周囲が白ける希望の党・玉木雄一郎代表「明治レジームからの脱却」という標語 1月27日

産経抄

 当人はうまいことを言ったつもりで悦に入っているが、周囲は白けているという場合がある。希望の党の玉木雄一郎代表が、このところ盛んに強調する「明治レジーム(体制)からの脱却」という標語は、その典型例ではないか。ぴんとこないし、特に意味がある言葉だとも思えない。

 ▼安倍晋三首相が、第1次政権時に掲げた「戦後レジームからの脱却」をもじって、明治維新150周年記念事業などを計画する安倍政権との対決姿勢を示そうとしたのだろう。それは分かるが、こじつけ感がある。

 ▼「『勝てば官軍』という思想は、勝った者が正義との考えであり、『明治レジーム』の考え方」「この150年は、人口増加を前提とした経済成長、中央集権を固定化してきた」。玉木氏は24日の代表質問でこう主張したが、明治以降の日本の歩みはそう否定的にみるべきものだろうか。

 ▼26日付小紙正論欄では、櫻田淳・東洋学園大教授が日本にとって過去150年の歳月は「成功物語」だと評していた。また、昨年12月29日付同欄でも、渡辺利夫・拓殖大学事顧問が明治維新についてこう位置づけていた。「近現代日本の生成発展の『基点』」。

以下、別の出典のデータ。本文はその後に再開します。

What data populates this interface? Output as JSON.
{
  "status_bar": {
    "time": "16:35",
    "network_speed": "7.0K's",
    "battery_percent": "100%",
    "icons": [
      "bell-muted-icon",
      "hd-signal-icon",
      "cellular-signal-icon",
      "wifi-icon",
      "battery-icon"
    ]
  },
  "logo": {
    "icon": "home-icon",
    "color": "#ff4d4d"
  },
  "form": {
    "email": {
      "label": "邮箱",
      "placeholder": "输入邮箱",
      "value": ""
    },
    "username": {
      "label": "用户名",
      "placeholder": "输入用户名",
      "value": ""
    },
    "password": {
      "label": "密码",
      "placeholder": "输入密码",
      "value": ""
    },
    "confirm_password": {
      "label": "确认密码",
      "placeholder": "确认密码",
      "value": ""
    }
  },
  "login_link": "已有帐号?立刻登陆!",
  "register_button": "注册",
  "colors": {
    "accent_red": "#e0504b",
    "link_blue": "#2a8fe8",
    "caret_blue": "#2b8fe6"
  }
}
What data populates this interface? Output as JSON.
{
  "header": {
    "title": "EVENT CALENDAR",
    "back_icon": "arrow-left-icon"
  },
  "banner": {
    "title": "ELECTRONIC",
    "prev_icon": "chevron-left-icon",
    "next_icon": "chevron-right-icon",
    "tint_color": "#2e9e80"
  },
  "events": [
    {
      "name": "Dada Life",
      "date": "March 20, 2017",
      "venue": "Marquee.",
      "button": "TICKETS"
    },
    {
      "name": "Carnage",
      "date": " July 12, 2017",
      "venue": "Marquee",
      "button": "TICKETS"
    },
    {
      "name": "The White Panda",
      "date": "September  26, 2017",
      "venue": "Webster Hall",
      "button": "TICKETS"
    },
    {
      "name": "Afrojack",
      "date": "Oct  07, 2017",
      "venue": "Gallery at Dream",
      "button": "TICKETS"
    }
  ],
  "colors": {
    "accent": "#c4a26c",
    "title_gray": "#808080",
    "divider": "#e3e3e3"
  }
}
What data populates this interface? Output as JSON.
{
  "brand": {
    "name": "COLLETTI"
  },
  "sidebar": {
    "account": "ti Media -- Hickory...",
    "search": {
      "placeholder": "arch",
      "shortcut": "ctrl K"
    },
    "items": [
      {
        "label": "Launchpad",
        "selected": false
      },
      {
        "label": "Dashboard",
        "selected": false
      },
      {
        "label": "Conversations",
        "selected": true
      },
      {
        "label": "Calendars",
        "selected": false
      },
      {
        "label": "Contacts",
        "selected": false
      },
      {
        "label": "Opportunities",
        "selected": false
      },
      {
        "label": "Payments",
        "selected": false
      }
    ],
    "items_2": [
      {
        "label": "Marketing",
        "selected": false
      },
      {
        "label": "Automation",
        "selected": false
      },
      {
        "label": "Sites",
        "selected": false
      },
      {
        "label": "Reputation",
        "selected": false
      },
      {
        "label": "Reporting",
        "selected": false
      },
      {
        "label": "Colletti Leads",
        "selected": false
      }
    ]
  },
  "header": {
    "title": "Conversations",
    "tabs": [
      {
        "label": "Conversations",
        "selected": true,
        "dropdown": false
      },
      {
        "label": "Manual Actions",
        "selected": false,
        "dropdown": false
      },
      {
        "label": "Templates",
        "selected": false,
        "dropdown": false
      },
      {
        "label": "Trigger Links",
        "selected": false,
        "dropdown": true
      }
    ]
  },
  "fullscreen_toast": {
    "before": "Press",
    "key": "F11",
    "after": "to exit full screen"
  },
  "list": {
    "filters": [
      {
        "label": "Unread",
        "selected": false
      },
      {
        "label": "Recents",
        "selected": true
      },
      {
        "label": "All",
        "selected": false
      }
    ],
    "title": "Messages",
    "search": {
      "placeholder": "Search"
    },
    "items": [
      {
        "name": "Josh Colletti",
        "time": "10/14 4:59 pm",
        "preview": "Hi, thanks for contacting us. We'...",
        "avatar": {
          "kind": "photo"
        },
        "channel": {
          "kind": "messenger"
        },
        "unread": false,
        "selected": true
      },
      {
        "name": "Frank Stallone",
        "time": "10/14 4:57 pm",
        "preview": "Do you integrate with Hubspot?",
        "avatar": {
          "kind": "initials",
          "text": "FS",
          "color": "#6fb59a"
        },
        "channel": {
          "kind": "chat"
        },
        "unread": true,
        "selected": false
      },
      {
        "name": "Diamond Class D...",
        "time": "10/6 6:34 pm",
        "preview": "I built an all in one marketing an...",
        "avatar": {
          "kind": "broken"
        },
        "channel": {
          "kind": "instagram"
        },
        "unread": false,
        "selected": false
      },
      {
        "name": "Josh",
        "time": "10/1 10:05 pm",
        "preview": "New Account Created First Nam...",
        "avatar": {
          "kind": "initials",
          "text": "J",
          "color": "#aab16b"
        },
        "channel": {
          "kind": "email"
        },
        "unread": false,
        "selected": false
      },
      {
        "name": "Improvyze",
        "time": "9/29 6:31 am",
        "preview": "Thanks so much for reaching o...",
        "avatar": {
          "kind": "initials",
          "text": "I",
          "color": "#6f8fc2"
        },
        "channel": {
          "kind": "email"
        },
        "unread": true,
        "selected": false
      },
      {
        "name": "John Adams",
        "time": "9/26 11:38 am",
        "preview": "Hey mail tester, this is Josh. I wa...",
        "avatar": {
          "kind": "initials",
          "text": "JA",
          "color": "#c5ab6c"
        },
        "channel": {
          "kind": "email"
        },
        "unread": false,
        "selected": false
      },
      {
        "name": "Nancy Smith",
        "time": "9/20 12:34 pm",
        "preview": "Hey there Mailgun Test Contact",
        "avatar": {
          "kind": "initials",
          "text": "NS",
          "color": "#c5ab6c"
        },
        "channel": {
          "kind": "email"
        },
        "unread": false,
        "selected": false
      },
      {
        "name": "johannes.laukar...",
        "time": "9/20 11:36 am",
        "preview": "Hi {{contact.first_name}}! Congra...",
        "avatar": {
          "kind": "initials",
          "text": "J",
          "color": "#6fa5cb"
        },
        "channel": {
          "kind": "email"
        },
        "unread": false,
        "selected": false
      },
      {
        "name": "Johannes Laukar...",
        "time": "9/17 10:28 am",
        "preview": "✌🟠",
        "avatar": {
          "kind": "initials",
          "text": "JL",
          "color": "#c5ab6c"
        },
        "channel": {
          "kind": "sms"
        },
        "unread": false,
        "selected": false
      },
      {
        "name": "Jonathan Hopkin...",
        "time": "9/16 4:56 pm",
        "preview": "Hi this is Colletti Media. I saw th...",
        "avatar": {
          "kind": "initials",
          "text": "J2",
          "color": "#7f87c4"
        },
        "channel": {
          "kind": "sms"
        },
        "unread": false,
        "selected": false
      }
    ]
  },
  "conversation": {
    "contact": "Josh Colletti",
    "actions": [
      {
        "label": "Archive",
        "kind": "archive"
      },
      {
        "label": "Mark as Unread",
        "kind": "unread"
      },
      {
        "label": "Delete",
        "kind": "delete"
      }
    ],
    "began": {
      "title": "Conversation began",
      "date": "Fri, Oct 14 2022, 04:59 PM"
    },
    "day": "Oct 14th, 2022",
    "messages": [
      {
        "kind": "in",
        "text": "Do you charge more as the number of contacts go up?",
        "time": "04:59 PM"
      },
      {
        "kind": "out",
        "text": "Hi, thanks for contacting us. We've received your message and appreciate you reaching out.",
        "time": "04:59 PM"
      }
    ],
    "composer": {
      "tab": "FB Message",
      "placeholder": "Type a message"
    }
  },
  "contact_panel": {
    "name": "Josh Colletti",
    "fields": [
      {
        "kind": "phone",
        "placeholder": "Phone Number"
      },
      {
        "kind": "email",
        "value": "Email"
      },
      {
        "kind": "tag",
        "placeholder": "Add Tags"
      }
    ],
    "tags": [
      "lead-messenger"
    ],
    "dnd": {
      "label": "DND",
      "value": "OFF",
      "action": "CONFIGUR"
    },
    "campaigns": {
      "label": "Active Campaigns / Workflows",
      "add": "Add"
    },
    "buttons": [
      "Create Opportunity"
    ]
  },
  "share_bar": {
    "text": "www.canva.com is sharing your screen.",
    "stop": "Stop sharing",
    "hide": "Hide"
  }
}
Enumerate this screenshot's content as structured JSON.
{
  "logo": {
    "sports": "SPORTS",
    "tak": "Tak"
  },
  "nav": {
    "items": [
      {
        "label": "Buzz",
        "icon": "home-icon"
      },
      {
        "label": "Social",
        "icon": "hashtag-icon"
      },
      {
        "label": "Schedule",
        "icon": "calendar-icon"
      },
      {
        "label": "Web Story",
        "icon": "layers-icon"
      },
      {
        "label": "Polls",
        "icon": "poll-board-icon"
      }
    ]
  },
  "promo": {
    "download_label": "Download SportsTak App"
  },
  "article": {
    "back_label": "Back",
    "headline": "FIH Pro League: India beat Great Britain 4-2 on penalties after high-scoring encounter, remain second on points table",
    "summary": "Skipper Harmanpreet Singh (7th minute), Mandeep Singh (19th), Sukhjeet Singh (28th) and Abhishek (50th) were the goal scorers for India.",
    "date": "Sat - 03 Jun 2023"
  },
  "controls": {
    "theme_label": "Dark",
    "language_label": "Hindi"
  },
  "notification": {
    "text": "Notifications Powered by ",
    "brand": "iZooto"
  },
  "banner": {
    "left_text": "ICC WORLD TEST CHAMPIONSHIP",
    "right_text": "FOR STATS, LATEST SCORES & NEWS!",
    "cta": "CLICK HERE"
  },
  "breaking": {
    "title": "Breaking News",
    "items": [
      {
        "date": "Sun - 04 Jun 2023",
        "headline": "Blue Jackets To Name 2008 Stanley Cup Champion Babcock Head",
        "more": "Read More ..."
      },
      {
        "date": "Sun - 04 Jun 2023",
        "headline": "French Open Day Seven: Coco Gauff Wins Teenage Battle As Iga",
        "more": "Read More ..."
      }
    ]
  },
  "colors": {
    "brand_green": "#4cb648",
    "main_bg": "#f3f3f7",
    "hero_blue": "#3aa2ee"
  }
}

 ▼安倍政権が少子高齢化を「国難」と見なすからといって、人口増加を前提にした経済成長を目指していることにはなるまい。進捗(しんちょく)具合の評価は分かれるにしろ、地方分権も進めている。まして、勝てば官軍などと言うはずもない。

 ▼いかに政権批判が野党の仕事とはいえ、ため息が出る。玉木氏が質問した翌25日の在京各紙で、「明治レジーム」を取り上げた記事がほとんど見当たらなかったのも当然である。国会で建設的で前向きな議論が聞きたいと願うのは、八百屋で魚を求めるようなものなのか。